The future of sports betting in Iowa is now in the hands of Governor Kim Reynolds. A bill approved by the Senate last week and by the House on Monday is now sitting on the desk of Governor Reynolds. Legal Iowa sports betting is now one signature away from fruition.
This bill will also finally bring daily fantast sports (DFS) to Iowa. The major fantasy sites have blocked customers from Iowa for years, but that too will change if this bill becomes law. In short, Iowans are on the verge of gaining access to a whole new range of sports-gaming options.
What the Iowa Sports Betting Bill Proposes
Senate File 617 seeks to legalize in-person sports betting, mobile/online betting and daily fantasy sports for approved operators in Iowa. Under this law, each of the state’s 19 casinos would be allowed to apply for licenses to operate mobile sportsbooks and up to two individually-branded mobile sports betting sites.
The bill allows college sports betting but prohibits wagers on in-state college teams and minor league sports. Inexpensive licenses, low tax rates and mobile betting all make this a favorable bill for customers and the industry itself. If this bill goes into law, Iowa betting sites and sportsbooks should be able to compete effectively against offshore and underground providers.
The only not-so-exciting thing found in the bill is a provision requiring in-person registration until 2021. This means Iowans will have to visit a casino in-person to sign up for mobile betting until the first day of 2021. Online registration will be allowed after that date.
SF 617 tasks the Iowa Racing and Gaming Commission (IRGC) with regulating the industry, issuing licenses and monitoring licensees going forward.
Key sports betting provisions:
- $45,000 licensing fee
- $10,000 annual renewal fee for licensees
- Casinos licensed for sports betting may each operate up to two individually-branded betting sites
- Customers must be 21 or older and physically located in Iowa
- Ensure coaches, players, officials, etc. connected to leagues are prevented from betting on sports
- 75% tax rate on sports betting net receipts
Key DFS provisions:
- $5,000 licensing fee
- Annual fee of $1,000 for operators with less than $150,000 in annual revenue
- Annual fee of $5,000 otherwise
- Licenses valid for no longer than three years
- Customers must be 21+ to play fantasy sports
- Ensure coaches, players, officials, etc. connected to leagues are prevented from participating in DFS contests
- Operators must segregate players’ funds from operating funds
- Operators must conduct an annual audit
- 75% tax rate for DFS
Lawmakers in support of the bill hope to get sports betting up and running in time for the upcoming NFL season.
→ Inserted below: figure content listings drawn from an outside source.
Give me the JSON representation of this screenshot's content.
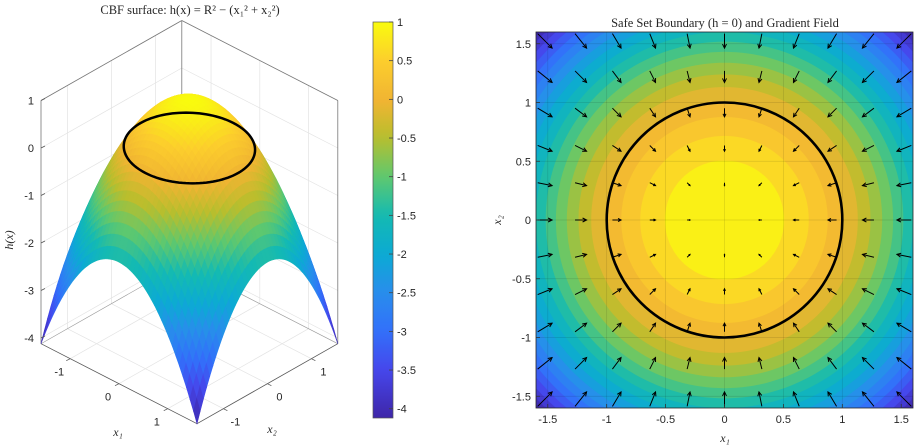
{
  "chart_data": [
    {
      "type": "surface",
      "title": "CBF surface: h(x) = R² − (x₁² + x₂²)",
      "xlabel": "x₁",
      "ylabel": "x₂",
      "zlabel": "h(x)",
      "function": "h = R^2 - (x1^2 + x2^2)",
      "R": 1,
      "xlim": [
        -1.6,
        1.6
      ],
      "ylim": [
        -1.6,
        1.6
      ],
      "zlim": [
        -4.12,
        1
      ],
      "xticks": [
        "-1",
        "0",
        "1"
      ],
      "yticks": [
        "-1",
        "0",
        "1"
      ],
      "zticks": [
        "1",
        "0",
        "-1",
        "-2",
        "-3",
        "-4"
      ],
      "grid": true,
      "overlay": {
        "type": "circle",
        "level": 0,
        "radius": 1,
        "color": "#000000"
      },
      "colormap": "parula",
      "colorbar": {
        "limits": [
          -4.12,
          1
        ],
        "ticks": [
          "1",
          "0.5",
          "0",
          "-0.5",
          "-1",
          "-1.5",
          "-2",
          "-2.5",
          "-3",
          "-3.5",
          "-4"
        ],
        "position": "right"
      }
    },
    {
      "type": "contour_quiver",
      "title": "Safe Set Boundary (h = 0) and Gradient Field",
      "xlabel": "x₁",
      "ylabel": "x₂",
      "xlim": [
        -1.6,
        1.6
      ],
      "ylim": [
        -1.6,
        1.6
      ],
      "xticks": [
        "-1.5",
        "-1",
        "-0.5",
        "0",
        "0.5",
        "1",
        "1.5"
      ],
      "yticks": [
        "1.5",
        "1",
        "0.5",
        "0",
        "-0.5",
        "-1",
        "-1.5"
      ],
      "grid": true,
      "contour_levels": 20,
      "color_limits": [
        -4.12,
        1
      ],
      "quiver": {
        "field": "grad h = (-2 x1, -2 x2)",
        "grid_start": -1.5,
        "grid_end": 1.5,
        "grid_step": 0.3,
        "color": "#000000"
      },
      "boundary": {
        "level": 0,
        "radius": 1,
        "color": "#000000"
      }
    }
  ]
}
That is a relatively short timeframe for legislative matters, but SF 617 authorizes the Iowa Racing and Gaming Commission (IRGC) to adopt emergency rules in order to facilitate a fast launch.
Emergency rules can be approved quickly to get the ball rolling and then regulators can come back around later to adjust/implement permanent regulations as needed.
Governor Reynolds Likely to Sign
With the House and Senate both on board, all that remains is for Governor Reynolds to sign off on the proposal. She has not committed one way or another to which way she will go, but current speculation among industry insiders is that she’s leaning toward signing the bill to turn it into law.
Of course, there are no guarantees at this point. Previously, Governor Reynolds explained she will be considering all viewpoints on the issue. The sports betting proposal faces significant opposition from religious anti-gambling groups, some lawmakers and no small percentage of the population.
A survey conducted back in February found most of the population against legalization. Some of the most striking results from the survey were:
- 52% of respondents oppose legal sports betting in Iowa
- 40% are in favor of legalization
- 9% are unsure
- 68% oppose college sports betting
- 25% support college sports betting
Those numbers will surely be rolling around in Governor Reynold’s head as she considers her final decision. The Spencer Daily Reporter reports local legislators believe Reynolds is likely to sign the bill into law. This also aligns with talk we heard among industry types at the recent Betting on Sports America conference in NYC. There, it seemed confidence was high Iowa would have legal sports betting shortly.